Change is one of the few certainties of our lives. The other is death of course and this week we have lost a couple more from my youth. The first was Walter Becker from Steely Dan. They really were the 70’s Beatles without the hits. The musos liked them, Sucho the guitarist in my first rock band lent me The Royal Scam which I listened to fervidly, just seconds of the intro to Kid Charlemagne takes me back to lying on the settee on our front room with the ‘cans’ on, my parents had invested in a new music centre which offered better hi fi possibilities then my basic record player. I still maintain that some of the best rock guitar playing of all time can be heard on the Dan albums.

Anyway a far more eloquent tribute is located here.

https://wordpress.com/read/feeds/44778723/posts/1582796340

The other loss is Holger Czukay of Can, a man who resembled a college lecturer rather than the bass player in an innovative German band. Can were a hip name to drop in the 70’s Johnny Rotten was a big fan but there were many many more. I was slightly ambivalent having owned a compilation CD with material such as ‘Spoon’ and ‘Future Days’ which was great but everything else I have heard by them sounds a bit too much like a hippie jam to me.

One thought I have had is, could Can be the first 70’s band to die first?

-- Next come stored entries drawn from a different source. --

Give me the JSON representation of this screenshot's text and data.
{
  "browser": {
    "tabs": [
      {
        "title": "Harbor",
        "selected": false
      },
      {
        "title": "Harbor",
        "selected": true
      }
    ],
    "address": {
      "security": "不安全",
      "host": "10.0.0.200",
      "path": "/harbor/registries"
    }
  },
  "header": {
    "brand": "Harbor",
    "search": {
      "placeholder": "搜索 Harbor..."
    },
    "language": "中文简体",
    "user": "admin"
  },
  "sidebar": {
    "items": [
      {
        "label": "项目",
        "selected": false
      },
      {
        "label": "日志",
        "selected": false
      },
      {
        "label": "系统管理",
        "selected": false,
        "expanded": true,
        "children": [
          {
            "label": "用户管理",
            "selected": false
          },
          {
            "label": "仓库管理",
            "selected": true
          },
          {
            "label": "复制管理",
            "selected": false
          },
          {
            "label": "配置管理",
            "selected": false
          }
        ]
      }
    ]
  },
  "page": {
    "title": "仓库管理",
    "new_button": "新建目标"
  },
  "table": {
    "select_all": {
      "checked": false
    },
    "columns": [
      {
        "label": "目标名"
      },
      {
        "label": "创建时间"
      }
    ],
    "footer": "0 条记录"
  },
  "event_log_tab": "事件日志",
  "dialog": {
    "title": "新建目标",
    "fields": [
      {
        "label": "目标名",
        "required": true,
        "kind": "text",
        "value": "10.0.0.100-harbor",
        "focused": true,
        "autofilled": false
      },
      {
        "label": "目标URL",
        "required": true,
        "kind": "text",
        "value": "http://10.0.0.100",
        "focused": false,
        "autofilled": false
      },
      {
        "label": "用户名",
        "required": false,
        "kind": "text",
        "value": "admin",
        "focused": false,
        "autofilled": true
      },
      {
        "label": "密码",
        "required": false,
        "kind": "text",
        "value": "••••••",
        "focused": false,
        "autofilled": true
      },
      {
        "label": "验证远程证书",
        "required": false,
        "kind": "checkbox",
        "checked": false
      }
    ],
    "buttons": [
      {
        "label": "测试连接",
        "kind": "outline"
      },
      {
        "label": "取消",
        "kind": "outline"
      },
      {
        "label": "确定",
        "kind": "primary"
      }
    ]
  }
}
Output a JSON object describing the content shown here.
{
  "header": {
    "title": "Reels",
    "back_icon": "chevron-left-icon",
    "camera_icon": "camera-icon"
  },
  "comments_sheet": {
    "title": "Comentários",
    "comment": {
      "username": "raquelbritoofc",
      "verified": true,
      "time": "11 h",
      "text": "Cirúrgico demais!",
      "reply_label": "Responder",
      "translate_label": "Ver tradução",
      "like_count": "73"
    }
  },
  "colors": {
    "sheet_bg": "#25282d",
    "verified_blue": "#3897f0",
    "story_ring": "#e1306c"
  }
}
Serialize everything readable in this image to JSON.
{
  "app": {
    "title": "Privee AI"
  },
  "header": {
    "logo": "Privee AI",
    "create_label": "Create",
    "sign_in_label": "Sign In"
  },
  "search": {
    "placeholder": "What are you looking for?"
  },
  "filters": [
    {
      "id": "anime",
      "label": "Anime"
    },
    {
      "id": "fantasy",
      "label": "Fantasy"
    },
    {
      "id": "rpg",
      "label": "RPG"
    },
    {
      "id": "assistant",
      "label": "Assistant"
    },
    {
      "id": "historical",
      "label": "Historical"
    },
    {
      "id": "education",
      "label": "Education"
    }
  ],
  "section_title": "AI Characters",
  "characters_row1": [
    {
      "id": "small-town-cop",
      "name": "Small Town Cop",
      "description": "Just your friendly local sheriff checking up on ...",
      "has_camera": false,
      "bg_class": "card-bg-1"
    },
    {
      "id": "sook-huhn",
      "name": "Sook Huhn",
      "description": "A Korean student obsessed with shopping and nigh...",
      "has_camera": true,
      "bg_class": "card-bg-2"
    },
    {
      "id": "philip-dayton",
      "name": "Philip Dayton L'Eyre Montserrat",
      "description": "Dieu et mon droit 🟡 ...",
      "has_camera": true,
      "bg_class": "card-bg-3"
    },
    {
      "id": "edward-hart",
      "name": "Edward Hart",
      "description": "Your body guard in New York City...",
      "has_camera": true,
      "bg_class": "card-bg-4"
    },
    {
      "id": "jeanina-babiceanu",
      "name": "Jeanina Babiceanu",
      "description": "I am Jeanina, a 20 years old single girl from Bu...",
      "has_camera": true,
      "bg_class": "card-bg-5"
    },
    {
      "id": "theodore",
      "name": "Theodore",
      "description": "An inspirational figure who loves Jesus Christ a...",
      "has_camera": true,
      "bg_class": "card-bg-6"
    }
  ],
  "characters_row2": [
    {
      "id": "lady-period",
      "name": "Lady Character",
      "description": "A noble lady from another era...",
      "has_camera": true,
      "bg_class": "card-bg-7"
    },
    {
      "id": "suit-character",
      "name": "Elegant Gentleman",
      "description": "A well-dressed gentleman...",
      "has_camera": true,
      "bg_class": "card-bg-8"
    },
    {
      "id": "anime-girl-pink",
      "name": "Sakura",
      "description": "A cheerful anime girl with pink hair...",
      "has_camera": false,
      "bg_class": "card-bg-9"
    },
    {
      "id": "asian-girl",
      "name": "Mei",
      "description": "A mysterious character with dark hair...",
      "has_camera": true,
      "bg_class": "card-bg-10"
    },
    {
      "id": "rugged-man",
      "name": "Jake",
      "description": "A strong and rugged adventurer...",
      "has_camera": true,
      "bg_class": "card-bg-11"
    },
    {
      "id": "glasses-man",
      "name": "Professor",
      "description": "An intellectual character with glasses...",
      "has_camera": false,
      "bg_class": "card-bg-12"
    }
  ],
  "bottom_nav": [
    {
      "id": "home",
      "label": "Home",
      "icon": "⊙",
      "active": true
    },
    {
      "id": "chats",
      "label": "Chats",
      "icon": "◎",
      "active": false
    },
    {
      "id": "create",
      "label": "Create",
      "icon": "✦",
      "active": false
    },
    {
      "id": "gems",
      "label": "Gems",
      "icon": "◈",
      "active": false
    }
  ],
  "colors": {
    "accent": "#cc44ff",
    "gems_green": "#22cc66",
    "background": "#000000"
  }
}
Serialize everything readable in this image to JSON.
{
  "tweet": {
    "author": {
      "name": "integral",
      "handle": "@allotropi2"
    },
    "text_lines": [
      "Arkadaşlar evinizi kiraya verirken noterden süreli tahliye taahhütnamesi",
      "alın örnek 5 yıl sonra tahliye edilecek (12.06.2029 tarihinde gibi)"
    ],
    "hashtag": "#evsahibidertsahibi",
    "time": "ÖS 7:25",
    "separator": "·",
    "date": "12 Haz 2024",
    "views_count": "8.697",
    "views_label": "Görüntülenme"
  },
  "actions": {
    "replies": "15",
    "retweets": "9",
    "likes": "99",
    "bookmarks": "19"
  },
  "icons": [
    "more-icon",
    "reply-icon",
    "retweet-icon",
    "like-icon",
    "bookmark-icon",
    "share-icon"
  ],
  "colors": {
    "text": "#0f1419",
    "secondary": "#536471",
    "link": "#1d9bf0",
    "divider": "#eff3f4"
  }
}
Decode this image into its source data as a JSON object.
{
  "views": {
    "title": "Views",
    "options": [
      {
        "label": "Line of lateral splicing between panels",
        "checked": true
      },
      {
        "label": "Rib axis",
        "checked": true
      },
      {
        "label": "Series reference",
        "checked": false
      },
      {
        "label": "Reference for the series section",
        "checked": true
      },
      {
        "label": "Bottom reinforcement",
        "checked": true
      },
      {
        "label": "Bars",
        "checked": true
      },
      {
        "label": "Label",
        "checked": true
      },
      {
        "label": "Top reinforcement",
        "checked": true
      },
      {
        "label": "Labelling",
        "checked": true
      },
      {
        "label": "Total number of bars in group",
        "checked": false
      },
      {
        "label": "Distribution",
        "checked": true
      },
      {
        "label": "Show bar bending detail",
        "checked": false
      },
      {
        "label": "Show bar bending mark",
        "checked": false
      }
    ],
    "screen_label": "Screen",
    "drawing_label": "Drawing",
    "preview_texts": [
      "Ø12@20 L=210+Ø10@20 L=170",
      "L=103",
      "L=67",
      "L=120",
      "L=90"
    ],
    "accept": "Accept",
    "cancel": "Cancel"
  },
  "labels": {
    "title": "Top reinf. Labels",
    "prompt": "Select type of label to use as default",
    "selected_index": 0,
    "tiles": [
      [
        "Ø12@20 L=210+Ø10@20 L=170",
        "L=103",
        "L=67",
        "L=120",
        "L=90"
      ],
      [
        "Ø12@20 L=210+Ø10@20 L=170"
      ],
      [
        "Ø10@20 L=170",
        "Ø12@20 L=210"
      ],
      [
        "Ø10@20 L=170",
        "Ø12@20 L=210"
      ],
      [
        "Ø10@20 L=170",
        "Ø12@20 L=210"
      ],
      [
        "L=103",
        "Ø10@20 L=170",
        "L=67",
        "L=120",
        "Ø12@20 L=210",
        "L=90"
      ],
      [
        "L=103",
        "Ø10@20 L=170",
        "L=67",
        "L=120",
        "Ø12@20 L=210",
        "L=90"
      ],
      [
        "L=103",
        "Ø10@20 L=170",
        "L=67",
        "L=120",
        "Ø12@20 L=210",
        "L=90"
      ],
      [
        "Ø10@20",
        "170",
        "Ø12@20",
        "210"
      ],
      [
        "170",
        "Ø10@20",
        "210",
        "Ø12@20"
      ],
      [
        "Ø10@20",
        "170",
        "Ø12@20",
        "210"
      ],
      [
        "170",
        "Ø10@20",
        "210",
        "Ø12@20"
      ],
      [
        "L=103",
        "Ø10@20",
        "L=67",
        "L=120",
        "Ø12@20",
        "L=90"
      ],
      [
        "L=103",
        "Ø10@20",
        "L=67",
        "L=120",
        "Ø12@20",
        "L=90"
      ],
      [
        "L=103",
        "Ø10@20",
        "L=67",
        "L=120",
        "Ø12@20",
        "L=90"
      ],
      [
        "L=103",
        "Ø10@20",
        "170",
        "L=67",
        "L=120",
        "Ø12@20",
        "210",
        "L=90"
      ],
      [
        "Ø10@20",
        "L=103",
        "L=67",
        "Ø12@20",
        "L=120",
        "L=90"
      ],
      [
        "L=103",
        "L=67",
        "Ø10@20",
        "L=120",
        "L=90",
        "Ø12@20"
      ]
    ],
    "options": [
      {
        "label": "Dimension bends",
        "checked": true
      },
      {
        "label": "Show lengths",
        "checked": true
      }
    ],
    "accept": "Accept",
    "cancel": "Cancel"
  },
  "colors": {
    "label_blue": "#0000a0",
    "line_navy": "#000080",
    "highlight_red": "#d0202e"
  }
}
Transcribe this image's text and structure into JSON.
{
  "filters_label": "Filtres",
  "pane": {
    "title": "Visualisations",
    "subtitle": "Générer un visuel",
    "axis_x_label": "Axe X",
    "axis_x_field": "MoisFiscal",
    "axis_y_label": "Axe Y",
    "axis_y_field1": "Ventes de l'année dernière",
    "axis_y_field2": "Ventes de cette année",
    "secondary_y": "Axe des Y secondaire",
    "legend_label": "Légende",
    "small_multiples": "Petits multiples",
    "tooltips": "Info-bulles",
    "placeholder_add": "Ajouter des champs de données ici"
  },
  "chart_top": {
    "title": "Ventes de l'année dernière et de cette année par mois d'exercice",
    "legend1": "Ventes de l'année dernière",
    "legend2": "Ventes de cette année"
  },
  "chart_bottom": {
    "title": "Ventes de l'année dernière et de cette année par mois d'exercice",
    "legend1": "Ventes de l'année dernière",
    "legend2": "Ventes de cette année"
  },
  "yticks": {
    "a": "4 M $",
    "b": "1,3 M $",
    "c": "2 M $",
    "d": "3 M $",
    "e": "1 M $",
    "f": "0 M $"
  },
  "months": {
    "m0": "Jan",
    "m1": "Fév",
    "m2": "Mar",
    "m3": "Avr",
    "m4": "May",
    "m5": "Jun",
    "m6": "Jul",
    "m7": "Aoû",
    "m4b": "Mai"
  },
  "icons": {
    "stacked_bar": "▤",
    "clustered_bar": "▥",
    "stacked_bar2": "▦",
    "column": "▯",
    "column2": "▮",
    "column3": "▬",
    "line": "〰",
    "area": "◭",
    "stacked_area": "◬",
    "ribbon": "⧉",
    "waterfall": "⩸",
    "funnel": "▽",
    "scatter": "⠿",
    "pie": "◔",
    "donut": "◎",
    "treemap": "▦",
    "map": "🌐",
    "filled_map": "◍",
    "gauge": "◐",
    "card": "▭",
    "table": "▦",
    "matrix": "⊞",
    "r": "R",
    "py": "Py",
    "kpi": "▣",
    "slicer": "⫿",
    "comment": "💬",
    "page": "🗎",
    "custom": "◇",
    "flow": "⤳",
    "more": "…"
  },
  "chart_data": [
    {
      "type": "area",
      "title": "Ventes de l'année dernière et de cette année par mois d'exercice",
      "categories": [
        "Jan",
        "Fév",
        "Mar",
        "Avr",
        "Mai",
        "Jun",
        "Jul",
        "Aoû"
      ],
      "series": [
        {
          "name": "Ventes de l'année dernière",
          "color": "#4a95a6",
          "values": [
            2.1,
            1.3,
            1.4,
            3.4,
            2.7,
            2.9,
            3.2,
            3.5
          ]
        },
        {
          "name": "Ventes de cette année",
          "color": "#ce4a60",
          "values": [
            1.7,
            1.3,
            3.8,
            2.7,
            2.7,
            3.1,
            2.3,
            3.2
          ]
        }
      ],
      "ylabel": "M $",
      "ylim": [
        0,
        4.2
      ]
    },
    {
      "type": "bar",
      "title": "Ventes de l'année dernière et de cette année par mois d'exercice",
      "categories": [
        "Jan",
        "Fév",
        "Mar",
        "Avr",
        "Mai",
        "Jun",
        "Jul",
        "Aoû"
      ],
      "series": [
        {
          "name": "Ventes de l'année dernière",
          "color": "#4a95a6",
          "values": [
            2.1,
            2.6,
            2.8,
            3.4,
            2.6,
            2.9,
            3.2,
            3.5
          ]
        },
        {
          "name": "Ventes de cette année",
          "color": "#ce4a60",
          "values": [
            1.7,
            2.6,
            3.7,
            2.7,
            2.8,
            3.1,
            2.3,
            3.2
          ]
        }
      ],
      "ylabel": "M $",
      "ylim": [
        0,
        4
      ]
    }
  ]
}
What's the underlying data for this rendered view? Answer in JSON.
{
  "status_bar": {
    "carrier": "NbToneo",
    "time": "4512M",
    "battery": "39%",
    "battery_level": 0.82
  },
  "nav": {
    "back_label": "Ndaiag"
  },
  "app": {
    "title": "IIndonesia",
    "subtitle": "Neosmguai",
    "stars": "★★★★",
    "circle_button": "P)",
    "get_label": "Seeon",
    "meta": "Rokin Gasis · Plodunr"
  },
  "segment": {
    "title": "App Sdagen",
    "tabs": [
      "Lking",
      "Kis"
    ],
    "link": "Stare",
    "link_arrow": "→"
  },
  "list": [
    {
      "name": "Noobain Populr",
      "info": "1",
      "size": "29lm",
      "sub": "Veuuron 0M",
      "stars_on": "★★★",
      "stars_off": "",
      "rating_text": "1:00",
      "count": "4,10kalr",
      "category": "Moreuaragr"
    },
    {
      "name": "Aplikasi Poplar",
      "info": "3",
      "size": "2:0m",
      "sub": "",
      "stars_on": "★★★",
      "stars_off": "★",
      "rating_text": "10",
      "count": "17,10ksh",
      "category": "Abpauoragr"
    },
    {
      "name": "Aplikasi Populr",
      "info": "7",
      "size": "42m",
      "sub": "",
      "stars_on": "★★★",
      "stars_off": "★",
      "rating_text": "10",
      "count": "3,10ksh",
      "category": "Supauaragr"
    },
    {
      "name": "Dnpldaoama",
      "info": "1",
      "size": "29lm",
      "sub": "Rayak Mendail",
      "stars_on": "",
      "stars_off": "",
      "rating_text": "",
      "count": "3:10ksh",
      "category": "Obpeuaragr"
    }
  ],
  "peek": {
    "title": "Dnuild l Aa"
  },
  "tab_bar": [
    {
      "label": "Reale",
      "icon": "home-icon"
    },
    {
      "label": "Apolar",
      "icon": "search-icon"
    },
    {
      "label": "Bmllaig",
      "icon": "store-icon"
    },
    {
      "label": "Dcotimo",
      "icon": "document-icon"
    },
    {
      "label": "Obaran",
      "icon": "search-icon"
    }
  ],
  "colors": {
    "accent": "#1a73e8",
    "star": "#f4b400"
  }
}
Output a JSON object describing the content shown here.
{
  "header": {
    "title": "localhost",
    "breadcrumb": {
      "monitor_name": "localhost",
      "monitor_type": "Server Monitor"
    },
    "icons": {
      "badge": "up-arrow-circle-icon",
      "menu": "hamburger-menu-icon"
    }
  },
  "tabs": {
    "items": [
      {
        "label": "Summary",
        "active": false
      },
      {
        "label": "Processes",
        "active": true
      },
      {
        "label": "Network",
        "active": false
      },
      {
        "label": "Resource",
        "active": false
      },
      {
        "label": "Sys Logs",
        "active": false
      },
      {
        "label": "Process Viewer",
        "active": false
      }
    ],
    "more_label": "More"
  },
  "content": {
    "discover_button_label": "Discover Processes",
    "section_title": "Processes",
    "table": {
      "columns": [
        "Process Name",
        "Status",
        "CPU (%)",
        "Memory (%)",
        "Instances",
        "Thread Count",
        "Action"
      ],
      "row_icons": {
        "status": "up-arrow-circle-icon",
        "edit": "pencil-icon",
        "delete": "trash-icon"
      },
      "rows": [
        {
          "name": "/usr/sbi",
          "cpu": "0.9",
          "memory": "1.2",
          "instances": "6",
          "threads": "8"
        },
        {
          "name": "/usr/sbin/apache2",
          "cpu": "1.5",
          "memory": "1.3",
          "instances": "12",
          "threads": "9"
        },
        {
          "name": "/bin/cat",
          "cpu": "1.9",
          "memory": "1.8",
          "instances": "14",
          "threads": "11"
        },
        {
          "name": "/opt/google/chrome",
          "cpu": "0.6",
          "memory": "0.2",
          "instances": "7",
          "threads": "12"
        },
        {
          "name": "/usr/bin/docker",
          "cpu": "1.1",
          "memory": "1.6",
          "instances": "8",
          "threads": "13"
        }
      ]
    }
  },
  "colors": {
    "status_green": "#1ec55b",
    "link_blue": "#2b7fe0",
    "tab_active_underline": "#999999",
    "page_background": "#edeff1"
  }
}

We have lost the guitarist, bass player and drummer there’s only a couple left (matters are slightly complicated by the fact that they had two vocalists at different times). It’s a macabre but interesting thought, there’s always speculation about what bands still have the personnel to reform should they wish to do so but so far I can’t think of any significant bands from the 70’s at least were all the members are no longer with us.

Think on, and let’s hope my new employers allow me a bit of leeway.